Детский дом занимал помещение бывшего заводского цеха, откуда вывезли оборудование. Вместительное пространство нижнего этажа ныне занимала столовая, называемая так не из-за стульев и столиков с тарелками и вилками, которых здесь не было и в помине, а из-за того, что на полу, поджав под себя ноги, сплошными рядами сидели дети, прижавшиеся спиной друг к дружке и пытавшиеся обедать. В руках они сжимали деревянные миски с каким-то варевом, походившим на жиденький овощной суп. Ложки, однако, были только у старших воспитанников. Остальные или ждали своей очереди, чтобы получить ложку, или хлебали суп прямо через край. Закончив есть, дети тщательно облизывали ложки, прежде чем передать их соседям.

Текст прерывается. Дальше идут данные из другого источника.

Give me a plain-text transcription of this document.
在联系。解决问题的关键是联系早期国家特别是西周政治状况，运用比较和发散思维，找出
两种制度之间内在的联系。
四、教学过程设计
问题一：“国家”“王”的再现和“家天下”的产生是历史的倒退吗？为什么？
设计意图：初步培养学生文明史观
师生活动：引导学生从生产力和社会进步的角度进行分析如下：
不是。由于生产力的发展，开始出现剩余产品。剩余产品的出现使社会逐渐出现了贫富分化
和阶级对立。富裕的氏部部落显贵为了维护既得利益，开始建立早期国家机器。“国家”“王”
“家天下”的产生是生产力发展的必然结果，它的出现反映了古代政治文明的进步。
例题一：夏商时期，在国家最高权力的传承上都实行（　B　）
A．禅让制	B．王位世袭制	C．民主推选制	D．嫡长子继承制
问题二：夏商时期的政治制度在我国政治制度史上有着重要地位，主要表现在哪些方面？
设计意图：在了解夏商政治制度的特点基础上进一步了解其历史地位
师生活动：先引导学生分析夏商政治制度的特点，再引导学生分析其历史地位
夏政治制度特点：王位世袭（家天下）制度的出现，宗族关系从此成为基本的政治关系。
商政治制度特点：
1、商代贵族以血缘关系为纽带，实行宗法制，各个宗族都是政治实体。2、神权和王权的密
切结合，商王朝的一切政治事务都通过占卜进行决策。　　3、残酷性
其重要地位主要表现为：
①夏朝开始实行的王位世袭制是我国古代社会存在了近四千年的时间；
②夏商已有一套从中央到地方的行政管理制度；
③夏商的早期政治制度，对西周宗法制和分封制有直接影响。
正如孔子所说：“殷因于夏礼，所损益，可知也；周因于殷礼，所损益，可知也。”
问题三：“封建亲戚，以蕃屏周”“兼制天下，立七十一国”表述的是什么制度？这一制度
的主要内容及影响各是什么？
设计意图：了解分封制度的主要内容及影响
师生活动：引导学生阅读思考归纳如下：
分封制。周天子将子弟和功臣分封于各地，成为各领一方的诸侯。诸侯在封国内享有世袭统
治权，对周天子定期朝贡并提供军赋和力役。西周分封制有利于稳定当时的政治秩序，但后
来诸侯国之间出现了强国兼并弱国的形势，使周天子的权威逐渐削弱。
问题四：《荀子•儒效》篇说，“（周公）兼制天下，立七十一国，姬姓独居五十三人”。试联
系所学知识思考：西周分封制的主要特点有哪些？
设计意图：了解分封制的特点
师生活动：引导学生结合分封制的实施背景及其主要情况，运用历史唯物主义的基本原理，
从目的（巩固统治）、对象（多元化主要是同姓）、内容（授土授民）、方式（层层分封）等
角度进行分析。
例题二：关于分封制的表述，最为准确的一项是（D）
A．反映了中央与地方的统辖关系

Лев впервые в жизни оказался в государственном детском доме. Он сделал шаг вперед, внимательно оглядывая комнату. Количество детей не поддавалось учету — их было не меньше двухсот или даже трехсот, в возрасте от четырех до четырнадцати лет. Никто из них не обратил на Льва ни малейшего внимания: они были слишком заняты или супом, или ожиданием ложки соседа. Все молчали. Со всех сторон доносились лишь царапанье ложек по деревянным мискам и чавканье. Лев повернулся к пожилому мужчине.

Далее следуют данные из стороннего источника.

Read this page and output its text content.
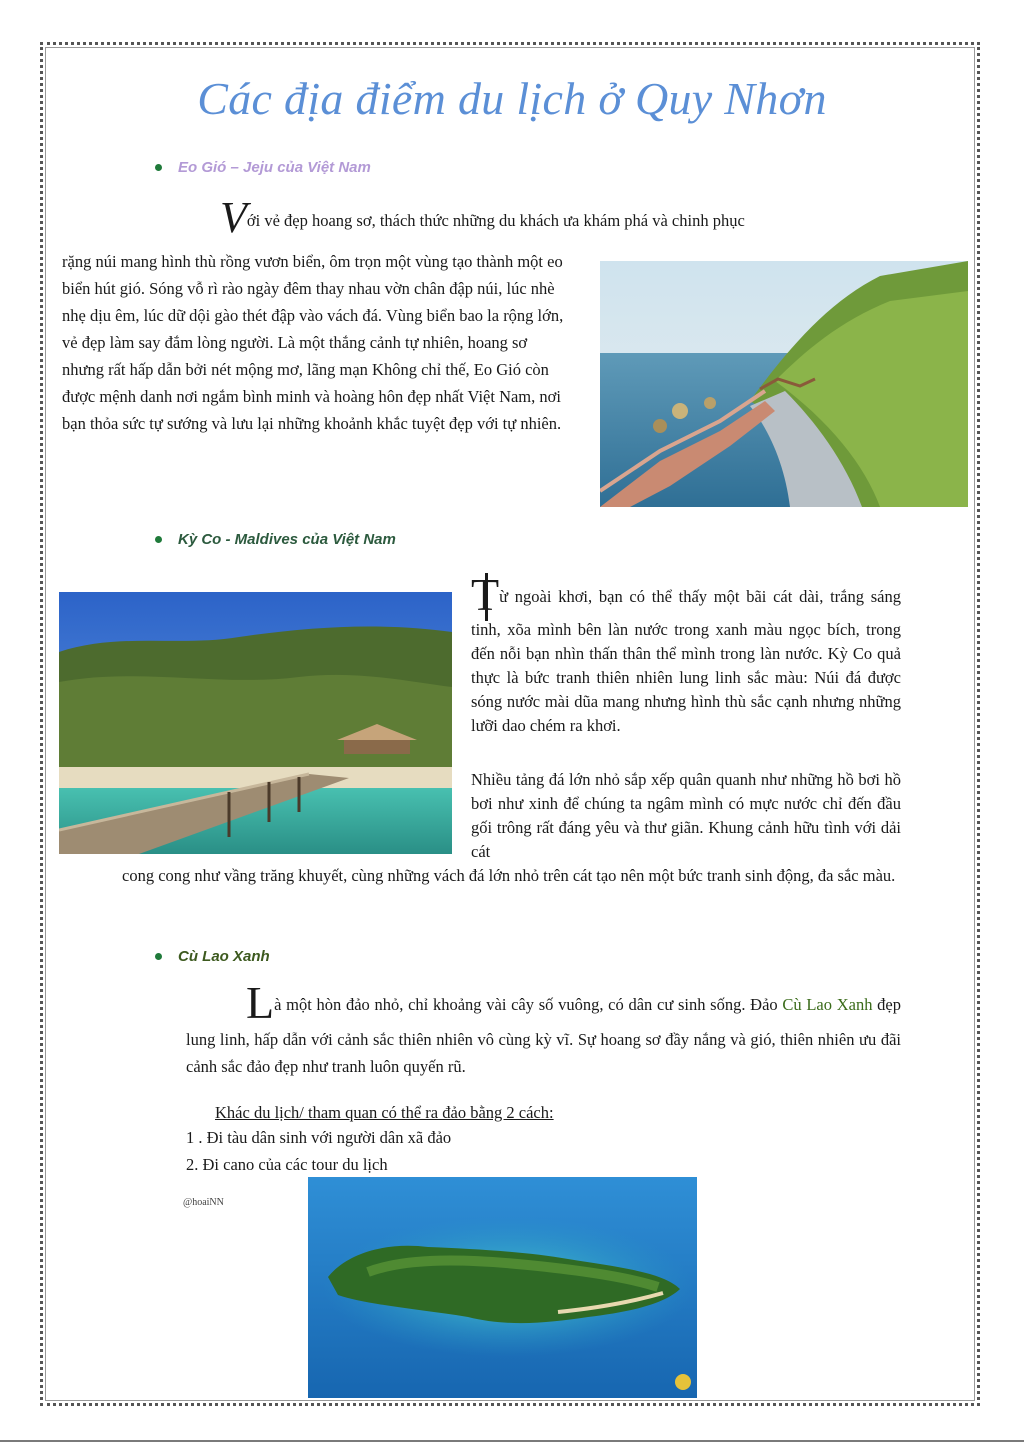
Các địa điểm du lịch ở Quy Nhơn
Eo Gió – Jeju của Việt Nam
Với vẻ đẹp hoang sơ, thách thức những du khách ưa khám phá và chinh phục
rặng núi mang hình thù rồng vươn biển, ôm trọn một vùng tạo thành một eo biển hút gió. Sóng vỗ rì rào ngày đêm thay nhau vờn chân đập núi, lúc nhè nhẹ dịu êm, lúc dữ dội gào thét đập vào vách đá. Vùng biển bao la rộng lớn, vẻ đẹp làm say đắm lòng người. Là một thắng cảnh tự nhiên, hoang sơ nhưng rất hấp dẫn bởi nét mộng mơ, lãng mạn Không chỉ thế, Eo Gió còn được mệnh danh nơi ngắm bình minh và hoàng hôn đẹp nhất Việt Nam, nơi bạn thỏa sức tự sướng và lưu lại những khoảnh khắc tuyệt đẹp với tự nhiên.
Kỳ Co - Maldives của Việt Nam
Từ ngoài khơi, bạn có thể thấy một bãi cát dài, trắng sáng tinh, xõa mình bên làn nước trong xanh màu ngọc bích, trong đến nỗi bạn nhìn thấn thân thể mình trong làn nước. Kỳ Co quả thực là bức tranh thiên nhiên lung linh sắc màu: Núi đá được sóng nước mài dũa mang nhưng hình thù sắc cạnh nhưng những lưỡi dao chém ra khơi.
Nhiều tảng đá lớn nhỏ sắp xếp quân quanh như những hồ bơi hồ bơi như xinh để chúng ta ngâm mình có mực nước chỉ đến đầu gối trông rất đáng yêu và thư giãn. Khung cảnh hữu tình với dải cát
cong cong như vầng trăng khuyết, cùng những vách đá lớn nhỏ trên cát tạo nên một bức tranh sinh động, đa sắc màu.
Cù Lao Xanh
Là một hòn đảo nhỏ, chỉ khoảng vài cây số vuông, có dân cư sinh sống. Đảo Cù Lao Xanh đẹp lung linh, hấp dẫn với cảnh sắc thiên nhiên vô cùng kỳ vĩ. Sự hoang sơ đầy nắng và gió, thiên nhiên ưu đãi cảnh sắc đảo đẹp như tranh luôn quyến rũ.
Khác du lịch/ tham quan có thể ra đảo bằng 2 cách:
1 . Đi tàu dân sinh với người dân xã đảo
2. Đi cano của các tour du lịch
@hoaiNN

— Вы — директор этого заведения?
Кабинет директора располагался на втором этаже, и из него открывался вид на бывший цех внизу, в котором сейчас сидели дети, словно изделия массового производства. В кабинете обнаружилось несколько подростков постарше. Они играли в карты за директорским столом. Директор хлопнул в ладоши.

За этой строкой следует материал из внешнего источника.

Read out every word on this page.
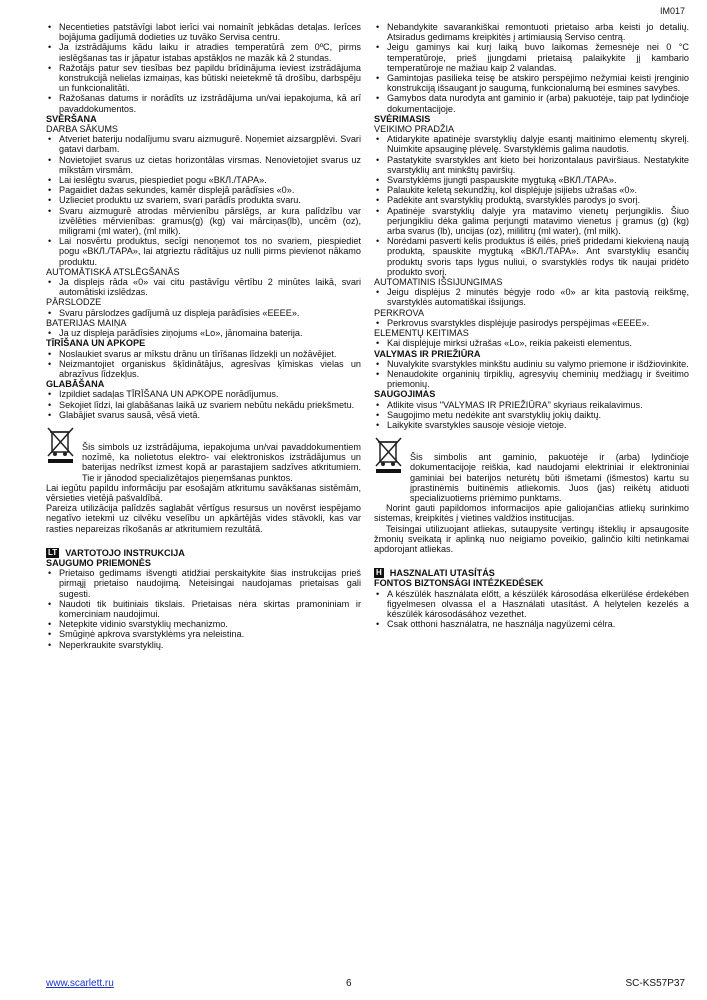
IM017
• Necentieties patstāvīgi labot ierīci vai nomainīt jebkādas detaļas. Ierīces bojājuma gadījumā dodieties uz tuvāko Servisa centru.
• Ja izstrādājums kādu laiku ir atradies temperatūrā zem 0ºC, pirms ieslēgšanas tas ir jāpatur istabas apstākļos ne mazāk kā 2 stundas.
• Ražotājs patur sev tiesības bez papildu brīdinājuma ieviest izstrādājuma konstrukcijā nelielas izmaiņas, kas būtiski neietekmē tā drošību, darbspēju un funkcionalitāti.
• Ražošanas datums ir norādīts uz izstrādājuma un/vai iepakojuma, kā arī pavaddokumentos.
SVĒRŠANA
DARBA SĀKUMS
• Atveriet bateriju nodalījumu svaru aizmugurē. Noņemiet aizsargplēvi. Svari gatavi darbam.
• Novietojiet svarus uz cietas horizontālas virsmas. Nenovietojiet svarus uz mīkstām virsmām.
• Lai ieslēgtu svarus, piespiediet pogu «ВКЛ./ТАРА».
• Pagaidiet dažas sekundes, kamēr displejā parādīsies «0».
• Uzlieciet produktu uz svariem, svari parādīs produkta svaru.
• Svaru aizmugurē atrodas mērvienību pārslēgs, ar kura palīdzību var izvēlēties mērvienības: gramus(g) (kg) vai mārciņas(lb), uncēm (oz), miligrami (ml water), (ml milk).
• Lai nosvērtu produktus, secīgi nenoņemot tos no svariem, piespiediet pogu «ВКЛ./ТАРА», lai atgrieztu rādītājus uz nulli pirms pievienot nākamo produktu.
AUTOMĀTISKĀ ATSLĒGŠANĀS
• Ja displejs rāda «0» vai citu pastāvīgu vērtību 2 minūtes laikā, svari automātiski izslēdzas.
PĀRSLODZE
• Svaru pārslodzes gadījumā uz displeja parādīsies «EEEE».
BATERIJAS MAIŅA
• Ja uz displeja parādīsies ziņojums «Lo», jānomaina baterija.
TĪRĪŠANA UN APKOPE
• Noslaukiet svarus ar mīkstu drānu un tīrīšanas līdzekļi un nožāvējiet.
• Neizmantojiet organiskus šķīdinātājus, agresīvas ķīmiskas vielas un abrazīvus līdzekļus.
GLABĀŠANA
• Izpildiet sadaļas TĪRĪŠANA UN APKOPE norādījumus.
• Sekojiet līdzi, lai glabāšanas laikā uz svariem nebūtu nekādu priekšmetu.
• Glabājiet svarus sausā, vēsā vietā.
Šis simbols uz izstrādājuma, iepakojuma un/vai pavaddokumentiem nozīmē, ka nolietotus elektro- vai elektroniskos izstrādājumus un baterijas nedrīkst izmest kopā ar parastajiem sadzīves atkritumiem. Tie ir jānodod specializētajos pieņemšanas punktos.
Lai iegūtu papildu informāciju par esošajām atkritumu savākšanas sistēmām, vērsieties vietējā pašvaldībā.
Pareiza utilizācija palīdzēs saglabāt vērtīgus resursus un novērst iespējamo negatīvo ietekmi uz cilvēku veselību un apkārtējās vides stāvokli, kas var rasties nepareizas rīkošanās ar atkritumiem rezultātā.
LT VARTOTOJO INSTRUKCIJA
SAUGUMO PRIEMONĖS
• Prietaiso gedimams išvengti atidžiai perskaitykite šias instrukcijas prieš pirmąjį prietaiso naudojimą. Neteisingai naudojamas prietaisas gali sugesti.
• Naudoti tik buitiniais tikslais. Prietaisas nėra skirtas pramoniniam ir komerciniam naudojimui.
• Netepkite vidinio svarstyklių mechanizmo.
• Smūgiņė apkrova svarstyklėms yra neleistina.
• Neperkraukite svarstyklių.
• Nebandykite savarankiškai remontuoti prietaiso arba keisti jo detalių. Atsiradus gedimams kreipkitės į artimiausią Serviso centrą.
• Jeigu gaminys kai kurį laiką buvo laikomas žemesnėje nei 0 °C temperatūroje, prieš įjungdami prietaisą palaikykite jį kambario temperatūroje ne mažiau kaip 2 valandas.
• Gamintojas pasilieka teisę be atskiro perspėjimo nežymiai keisti įrenginio konstrukciją išsaugant jo saugumą, funkcionalumą bei esmines savybes.
• Gamybos data nurodyta ant gaminio ir (arba) pakuotėje, taip pat lydinčioje dokumentacijoje.
SVĖRIMASIS
VEIKIMO PRADŽIA
• Atidarykite apatinėje svarstyklių dalyje esantį maitinimo elementų skyrelį. Nuimkite apsauginę plėvelę. Svarstyklėmis galima naudotis.
• Pastatykite svarstykles ant kieto bei horizontalaus paviršiaus. Nestatykite svarstyklių ant minkštų paviršių.
• Svarstyklėms įjungti paspauskite mygtuką «ВКЛ./ТАРА».
• Palaukite keletą sekundžių, kol displėjuje įsijiebs užrašas «0».
• Padėkite ant svarstyklių produktą, svarstyklės parodys jo svorį.
• Apatinėje svarstyklių dalyje yra matavimo vienetų perjungiklis. Šiuo perjungikliu dėka galima perjungti matavimo vienetus į gramus (g) (kg) arba svarus (lb), uncijas (oz), mililitrų (ml water), (ml milk).
• Norėdami pasverti kelis produktus iš eilės, prieš pridedami kiekvieną naują produktą, spauskite mygtuką «ВКЛ./ТАРА». Ant svarstyklių esančių produktų svoris taps lygus nuliui, o svarstyklės rodys tik naujai pridėto produkto svorį.
AUTOMATINIS IŠSIJUNGIMAS
• Jeigu displėjus 2 minutės bėgyje rodo «0» ar kita pastovią reikšmę, svarstyklės automatiškai išsijungs.
PERKROVA
• Perkrovus svarstykles displėjuje pasirodys perspėjimas «EEEE».
ELEMENTŲ KEITIMAS
• Kai displėjuje mirksi užrašas «Lo», reikia pakeisti elementus.
VALYMAS IR PRIEŽIŪRA
• Nuvalykite svarstykles minkštu audiniu su valymo priemone ir išdžiovinkite.
• Nenaudokite organinių tirpiklių, agresyvių cheminių medžiagų ir šveitimo priemonių.
SAUGOJIMAS
• Atlikite visus "VALYMAS IR PRIEŽIŪRA" skyriaus reikalavimus.
• Saugojimo metu nedėkite ant svarstyklių jokių daiktų.
• Laikykite svarstykles sausoje vėsioje vietoje.
Šis simbolis ant gaminio, pakuotėje ir (arba) lydinčioje dokumentacijoje reiškia, kad naudojami elektriniai ir elektroniniai gaminiai bei baterijos neturėtų būti išmetami (išmestos) kartu su įprastinėmis buitinėmis atliekomis. Juos (jas) reikėtų atiduoti specializuotiems priėmimo punktams.
Norint gauti papildomos informacijos apie galiojančias atliekų surinkimo sistemas, kreipkitės į vietines valdžios institucijas.
Teisingai utilizuojant atliekas, sutaupysite vertingų išteklių ir apsaugosite žmonių sveikatą ir aplinką nuo neigiamo poveikio, galinčio kilti netinkamai apdorojant atliekas.
H HASZNALATI UTASÍTÁS
FONTOS BIZTONSÁGI INTÉZKEDÉSEK
• A készülék használata előtt, a készülék károsodása elkerülése érdekében figyelmesen olvassa el a Használati utasítást. A helytelen kezelés a készülék károsodásához vezethet.
• Csak otthoni használatra, ne használja nagyüzemi célra.
www.scarlett.ru	6	SC-KS57P37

— Ступайте в свою комнату.
Мальчишки уставились на Льва и Моисеева. Лев мог лишь предполагать, что их раздражение объясняется тем, что кто-то посмел указывать им, что делать. В глазах у них светился ум и опыт, обладать которым им по возрасту вроде и не полагалось. Не говоря ни слова, они сбились в кучу, словно стая волчат, собрали карты и спички — которые использовали вместо фишек — и выскользнули из кабинета.
После того как они ушли, директор налил себе выпить и знáком предложил Льву и Моисееву присаживаться. Моисеев сел. Лев остался стоять, оглядывая комнату. Здесь был металлический шкаф для картотеки. На нижнем ящике красовалась изрядная вмятина от удара. Верхний ящик был частично выдвинут, и из щели торчали смятые листы каких-то документов.
— В лесу был убит мальчик. Вы слышали об этом?
— Ваши коллеги уже показывали мне его фотографии и спрашивали, не знаю ли я его. Я ответил, что нет.
— Но вы не можете сказать наверняка, отсутствуют у вас некоторые воспитанники или нет?
Мужчина задумчиво потер мочку уха.
— Нас здесь четверо воспитателей, и на нашем попечении находятся примерно триста детей. Они приходят и уходят. Новенькие появляются регулярно. Вы должны понимать, что у нас просто не остается сил и времени на бумажную писанину.
— Воспитанники вашего заведения занимаются проституцией?
— Старшие дети занимаются тем, чем хотят. В конце концов, я им не нянька. Употребляют ли они спиртное? Да. Занимаются ли проституцией? Вполне возможно, хотя и без моего разрешения. Я не имею к этому никакого отношения и уж, конечно, не извлекаю из их занятий никакой личной выгоды. Моя работа заключается в том, чтобы у них была еда и крыша над головой. Учитывая мои ресурсы, я справляюсь очень хорошо. Хотя и не жду за это наград.